Jihad Khodr

Personal information
- Born: December 30, 1983 (age 42) Matinhos, Paraná, Brazil
- Years active: 2008–present
- Height: 5 ft 8 in (1.73 m)
- Weight: 160 lb (73 kg)

Surfing career
- Sport: Surfing
- Best year: Ranked 11th on the ASP World Tour, 2006
- Career earnings: $227,650.00 (as of 2009)
- Sponsors: Hot Buttered (HB) clothing and eyewear and Goofy footwear

Surfing specifications
- Stance: Regular (natural) foot
- Shaper: Havenga
- Quiver: 6'0"- 7'0" boards
- Favourite waves: Matinaos, Snapper
- Favourite maneuvers: Turns

= Jihad Khodr =

Brazilian surfer

Jihad Khodr (born December 30, 1983) is a Brazilian professional surfer.

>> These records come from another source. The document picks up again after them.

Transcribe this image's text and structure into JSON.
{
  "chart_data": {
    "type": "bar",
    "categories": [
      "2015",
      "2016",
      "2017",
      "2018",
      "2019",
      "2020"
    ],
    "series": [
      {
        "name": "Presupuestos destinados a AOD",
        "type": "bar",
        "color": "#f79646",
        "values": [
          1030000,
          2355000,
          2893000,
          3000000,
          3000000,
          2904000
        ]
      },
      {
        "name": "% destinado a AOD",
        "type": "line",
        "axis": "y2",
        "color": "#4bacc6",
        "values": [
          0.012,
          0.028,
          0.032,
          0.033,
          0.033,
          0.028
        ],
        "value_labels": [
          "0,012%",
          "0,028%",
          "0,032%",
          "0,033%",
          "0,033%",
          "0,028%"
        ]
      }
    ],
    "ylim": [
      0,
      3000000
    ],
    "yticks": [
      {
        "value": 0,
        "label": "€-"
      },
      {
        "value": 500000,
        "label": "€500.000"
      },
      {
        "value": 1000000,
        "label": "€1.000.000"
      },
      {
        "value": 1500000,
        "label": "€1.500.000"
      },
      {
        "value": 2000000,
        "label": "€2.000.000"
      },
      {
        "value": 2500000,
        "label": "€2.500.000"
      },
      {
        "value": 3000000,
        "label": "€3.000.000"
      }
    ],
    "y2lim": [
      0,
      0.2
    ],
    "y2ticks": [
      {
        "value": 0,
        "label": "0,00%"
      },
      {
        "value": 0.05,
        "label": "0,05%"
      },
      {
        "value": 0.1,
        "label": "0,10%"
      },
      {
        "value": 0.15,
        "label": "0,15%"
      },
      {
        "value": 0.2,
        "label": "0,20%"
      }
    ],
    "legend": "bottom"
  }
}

He is a former ASP World Tour competitor.

Khodr began his elite tour campaign in 2008. The 2009 season is his 2nd season on tour. His highest ASP World Tour rating was 44th in 2008.

As of 2009 his total career earnings are $227,650.00.

== Personal life ==

Jihad Khodr is a Muslim of Lebanese descent.